In Gegenden, wo man weit entfernte Gegenstände entdeckt, wie in bergigen Ländern, hat man oft Gelegenheit wahrzunehmen, dass nach Beschaffenheit der Luft, entfernte Gegenstände einmal sehr viel näher als andere mal scheinen. Bei einer sehr hellen und harten Luft, die allgemein ein Vorbote des den Tag darauf kommenden Regens ist, scheinen die entferntesten Gegenstände, z. B. Berge sehr viel näher zu sein als wenn die Luft voll aufsteigender Dünste oder mit einem unsichtbaren Nebel angefüllt ist, der alles weich macht. Was man das eine mal zwei Meilen weit von sich schätzt, erscheint im anderen Fall gewiss acht Meilen weit.
Der Maler hat demnach zuallerst auf den Ton oder den Grad der Duftigkeit, den er der Luft geben will, acht zu haben. Denn nach diesem richtet sich die scheinbare Entfernung in Absicht auf die härtere oder weichere Umrisse und des schwächern oder stärkern Lichts. Je dunkler und lebhafter das Blaue des Himmels ist, je weniger ist die Luft duftig und je härter die Umrisse. Wenn demnach alle Teile der Landschaft nach ihrer scheinbaren Größe gezeichnet worden und der Maler dabei nötig findet, die hintern Teile derselben noch weiter zu entfernen als ihre Verjüngung nach der Linienperspektiv mit sich bringt, so muss er wissen seiner Luft einen duftigen Ton zu geben. Dieses geschieht, wenn er das Blaue des Himmels stark mit Weißem vermengt, so dass es besonders gegen den Horizont zu beinahe ganz verschwindet. Da nun bei einer solchen Luft die Umrisse der entferntesten Gegenstände ungewiss werden, so muss er die weißliche Farbe der Luft über die schwachen Umrisse der letzten Gegenstände hereinspielen lassen.
Darauf müssen alle Farben der Gegenstände den Einfluss dieser duftigen Luft fühlen. Jede Farbe wird undeutlicher als mit einem weißlichten Staub überstreut. Die Schatten werden überall schwächer. Was sonst die wirkliche Entfernung täte, das tut jetzt bloß die dichtere Luft zwischen dem Auge und den Gegenständen. Man weiß, dass so wohl durch die große Entfernung als durch die duftige Luft das Schwarze bläulicht und das Bläuliche weiß wird. Hätte ein Maler genaue Beobachtungen über die Einmischung der Farben, welche erwähnte Umstände in den eigentümlichen Farben der Körper verursachen, so könnte er jeden Gegenstand nach seiner Entfernung färben.
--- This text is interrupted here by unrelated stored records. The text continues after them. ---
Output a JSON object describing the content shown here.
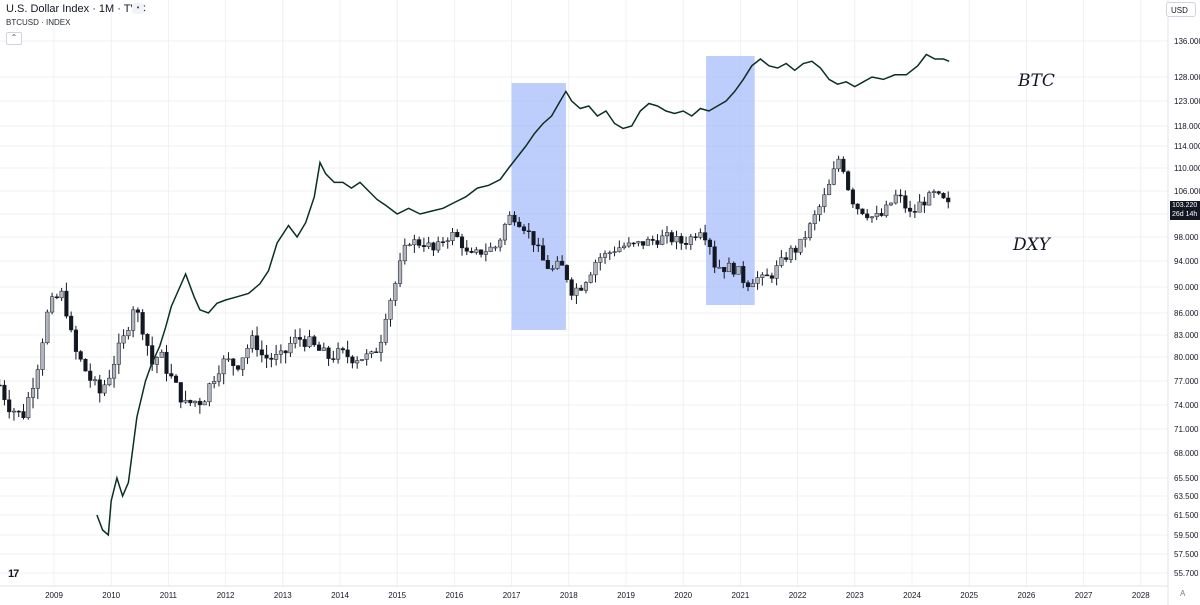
{
  "header": {
    "title": "U.S. Dollar Index · 1M · TVC",
    "subtitle": "BTCUSD · INDEX",
    "currency": "USD",
    "auto_label": "A",
    "logo": "17"
  },
  "annotations": {
    "btc": "BTC",
    "dxy": "DXY"
  },
  "last_price": {
    "value": "103.220",
    "countdown": "26d 14h"
  },
  "colors": {
    "candle_up": "#b2b5be",
    "candle_down": "#131722",
    "btc_line": "#0b3020",
    "highlight": "#a7bdfb",
    "grid": "#eef0f4"
  },
  "chart_data": {
    "type": "candlestick",
    "price_axis_ticks": [
      "136.000",
      "128.000",
      "123.000",
      "118.000",
      "114.000",
      "110.000",
      "106.000",
      "102.000",
      "98.000",
      "94.000",
      "90.000",
      "86.000",
      "83.000",
      "80.000",
      "77.000",
      "74.000",
      "71.000",
      "68.000",
      "65.500",
      "63.500",
      "61.500",
      "59.500",
      "57.500",
      "55.700"
    ],
    "time_axis_ticks": [
      "2009",
      "2010",
      "2011",
      "2012",
      "2013",
      "2014",
      "2015",
      "2016",
      "2017",
      "2018",
      "2019",
      "2020",
      "2021",
      "2022",
      "2023",
      "2024",
      "2025",
      "2026",
      "2027",
      "2028"
    ],
    "highlight_ranges": [
      {
        "start": 2017.0,
        "end": 2017.95
      },
      {
        "start": 2020.4,
        "end": 2021.25
      }
    ],
    "dxy_path": [
      [
        2008.05,
        76.5
      ],
      [
        2008.2,
        74
      ],
      [
        2008.45,
        72.5
      ],
      [
        2008.6,
        76
      ],
      [
        2008.75,
        80
      ],
      [
        2008.85,
        85
      ],
      [
        2008.95,
        87.5
      ],
      [
        2009.15,
        89
      ],
      [
        2009.25,
        85
      ],
      [
        2009.35,
        81
      ],
      [
        2009.5,
        79
      ],
      [
        2009.65,
        77
      ],
      [
        2009.8,
        75.5
      ],
      [
        2009.95,
        77.5
      ],
      [
        2010.1,
        80.5
      ],
      [
        2010.25,
        83
      ],
      [
        2010.4,
        87.5
      ],
      [
        2010.45,
        86
      ],
      [
        2010.6,
        83
      ],
      [
        2010.7,
        79
      ],
      [
        2010.85,
        80.5
      ],
      [
        2011.0,
        78
      ],
      [
        2011.15,
        76
      ],
      [
        2011.3,
        74
      ],
      [
        2011.45,
        74.5
      ],
      [
        2011.6,
        74.5
      ],
      [
        2011.75,
        77
      ],
      [
        2011.9,
        79
      ],
      [
        2012.0,
        79.5
      ],
      [
        2012.2,
        79
      ],
      [
        2012.4,
        81.5
      ],
      [
        2012.5,
        82.5
      ],
      [
        2012.65,
        80
      ],
      [
        2012.85,
        79.8
      ],
      [
        2013.0,
        80
      ],
      [
        2013.15,
        82
      ],
      [
        2013.3,
        82.5
      ],
      [
        2013.45,
        82
      ],
      [
        2013.6,
        81
      ],
      [
        2013.8,
        80
      ],
      [
        2014.0,
        80.5
      ],
      [
        2014.2,
        80
      ],
      [
        2014.4,
        80
      ],
      [
        2014.55,
        80
      ],
      [
        2014.7,
        82
      ],
      [
        2014.8,
        86
      ],
      [
        2014.95,
        90
      ],
      [
        2015.1,
        95
      ],
      [
        2015.2,
        97.5
      ],
      [
        2015.35,
        97
      ],
      [
        2015.5,
        97
      ],
      [
        2015.65,
        95.5
      ],
      [
        2015.8,
        97.5
      ],
      [
        2015.95,
        98.5
      ],
      [
        2016.1,
        97.5
      ],
      [
        2016.25,
        94.5
      ],
      [
        2016.45,
        95.5
      ],
      [
        2016.6,
        96
      ],
      [
        2016.75,
        96.5
      ],
      [
        2016.9,
        100.5
      ],
      [
        2017.0,
        102
      ],
      [
        2017.1,
        101
      ],
      [
        2017.25,
        99.5
      ],
      [
        2017.4,
        97
      ],
      [
        2017.55,
        94
      ],
      [
        2017.7,
        92.5
      ],
      [
        2017.85,
        93.5
      ],
      [
        2017.95,
        92
      ],
      [
        2018.05,
        89.5
      ],
      [
        2018.2,
        90
      ],
      [
        2018.35,
        92
      ],
      [
        2018.5,
        94.5
      ],
      [
        2018.65,
        95
      ],
      [
        2018.8,
        96
      ],
      [
        2018.95,
        96.5
      ],
      [
        2019.1,
        96.5
      ],
      [
        2019.3,
        97
      ],
      [
        2019.5,
        97.5
      ],
      [
        2019.7,
        98
      ],
      [
        2019.85,
        97.5
      ],
      [
        2020.0,
        97
      ],
      [
        2020.15,
        98
      ],
      [
        2020.3,
        99.5
      ],
      [
        2020.45,
        97.5
      ],
      [
        2020.55,
        93.5
      ],
      [
        2020.7,
        93
      ],
      [
        2020.85,
        93
      ],
      [
        2020.95,
        92.5
      ],
      [
        2021.1,
        90.5
      ],
      [
        2021.25,
        91.5
      ],
      [
        2021.4,
        91
      ],
      [
        2021.55,
        92
      ],
      [
        2021.7,
        93.5
      ],
      [
        2021.85,
        95.5
      ],
      [
        2022.0,
        96
      ],
      [
        2022.15,
        98.5
      ],
      [
        2022.3,
        101.5
      ],
      [
        2022.45,
        104.5
      ],
      [
        2022.6,
        108
      ],
      [
        2022.7,
        112
      ],
      [
        2022.8,
        110
      ],
      [
        2022.9,
        106
      ],
      [
        2023.0,
        103.5
      ],
      [
        2023.15,
        102.5
      ],
      [
        2023.3,
        101.5
      ],
      [
        2023.45,
        101.5
      ],
      [
        2023.6,
        103.5
      ],
      [
        2023.75,
        105.5
      ],
      [
        2023.9,
        103
      ],
      [
        2024.0,
        101.5
      ],
      [
        2024.1,
        103.5
      ],
      [
        2024.25,
        104.5
      ],
      [
        2024.4,
        105.5
      ],
      [
        2024.5,
        104.5
      ],
      [
        2024.6,
        104
      ],
      [
        2024.65,
        103.22
      ]
    ],
    "btc_path": [
      [
        2009.75,
        61.5
      ],
      [
        2009.85,
        60
      ],
      [
        2009.95,
        59.5
      ],
      [
        2010.0,
        63
      ],
      [
        2010.1,
        65.5
      ],
      [
        2010.2,
        63.5
      ],
      [
        2010.3,
        65
      ],
      [
        2010.45,
        72.5
      ],
      [
        2010.6,
        77
      ],
      [
        2010.7,
        79
      ],
      [
        2010.85,
        81.5
      ],
      [
        2010.95,
        84
      ],
      [
        2011.05,
        87
      ],
      [
        2011.15,
        89
      ],
      [
        2011.3,
        92
      ],
      [
        2011.45,
        88.5
      ],
      [
        2011.55,
        86.5
      ],
      [
        2011.7,
        86
      ],
      [
        2011.85,
        87.5
      ],
      [
        2012.0,
        88
      ],
      [
        2012.2,
        88.5
      ],
      [
        2012.4,
        89
      ],
      [
        2012.6,
        90.5
      ],
      [
        2012.75,
        92.5
      ],
      [
        2012.9,
        97
      ],
      [
        2013.1,
        100
      ],
      [
        2013.25,
        98
      ],
      [
        2013.4,
        100.5
      ],
      [
        2013.55,
        105
      ],
      [
        2013.65,
        111
      ],
      [
        2013.75,
        109
      ],
      [
        2013.9,
        107.5
      ],
      [
        2014.05,
        107.5
      ],
      [
        2014.2,
        106.5
      ],
      [
        2014.35,
        107.5
      ],
      [
        2014.5,
        106
      ],
      [
        2014.65,
        104.5
      ],
      [
        2014.8,
        103.5
      ],
      [
        2015.0,
        102
      ],
      [
        2015.2,
        103
      ],
      [
        2015.4,
        102
      ],
      [
        2015.6,
        102.5
      ],
      [
        2015.8,
        103
      ],
      [
        2016.0,
        104
      ],
      [
        2016.2,
        105
      ],
      [
        2016.4,
        106.5
      ],
      [
        2016.6,
        107
      ],
      [
        2016.8,
        108
      ],
      [
        2016.95,
        110
      ],
      [
        2017.1,
        112
      ],
      [
        2017.25,
        114
      ],
      [
        2017.4,
        116.5
      ],
      [
        2017.55,
        118.5
      ],
      [
        2017.7,
        120
      ],
      [
        2017.85,
        123
      ],
      [
        2017.95,
        125
      ],
      [
        2018.05,
        123
      ],
      [
        2018.2,
        121.5
      ],
      [
        2018.35,
        122
      ],
      [
        2018.5,
        120
      ],
      [
        2018.65,
        121
      ],
      [
        2018.8,
        118.5
      ],
      [
        2018.95,
        117.5
      ],
      [
        2019.1,
        118
      ],
      [
        2019.25,
        121
      ],
      [
        2019.4,
        122.5
      ],
      [
        2019.55,
        122
      ],
      [
        2019.7,
        121
      ],
      [
        2019.85,
        120.5
      ],
      [
        2020.0,
        121
      ],
      [
        2020.15,
        120
      ],
      [
        2020.3,
        121.5
      ],
      [
        2020.45,
        121
      ],
      [
        2020.6,
        122
      ],
      [
        2020.75,
        123
      ],
      [
        2020.9,
        125
      ],
      [
        2021.05,
        127.5
      ],
      [
        2021.2,
        130.5
      ],
      [
        2021.35,
        132
      ],
      [
        2021.5,
        130.5
      ],
      [
        2021.65,
        130
      ],
      [
        2021.8,
        131
      ],
      [
        2021.95,
        129.5
      ],
      [
        2022.1,
        131
      ],
      [
        2022.25,
        131.5
      ],
      [
        2022.4,
        130
      ],
      [
        2022.55,
        127.5
      ],
      [
        2022.7,
        126.5
      ],
      [
        2022.85,
        127
      ],
      [
        2023.0,
        126
      ],
      [
        2023.15,
        127
      ],
      [
        2023.3,
        128
      ],
      [
        2023.5,
        127.5
      ],
      [
        2023.7,
        128.5
      ],
      [
        2023.9,
        128.5
      ],
      [
        2024.1,
        130.5
      ],
      [
        2024.25,
        133
      ],
      [
        2024.4,
        132
      ],
      [
        2024.55,
        132
      ],
      [
        2024.65,
        131.5
      ]
    ]
  }
}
Gegenstände, die nah am Horizont sind, verlieren so wohl die eigentümliche Farbe als das Licht und den Schatten in geringerer Entfernung als hohe Gegenstände, welches da Vinci schon angemerkt hat. Es lässt sich nicht bestimmen, in welcher Entfernung die Körper von jeder Farbe dieselbe ganz verlieren; weil dieses auf die mehr oder weniger helle Luft ankommt. Es ist also notwendig, dass der Maler die Natur unaufhörlich zu allen Tageszeiten und in allen Abwechslungen des Wetters und der Jahrszeiten genau beobachte. Dabei ist ihm noch zu raten, die scharfsinnigen Beobachtungen des da Vinci über diese Materie wohl zu studiren.1 S. Luftperspektive.
____________
1 S. Traitté de la peinture par L. de Vinci. Chap. 68. 102. 106. 107.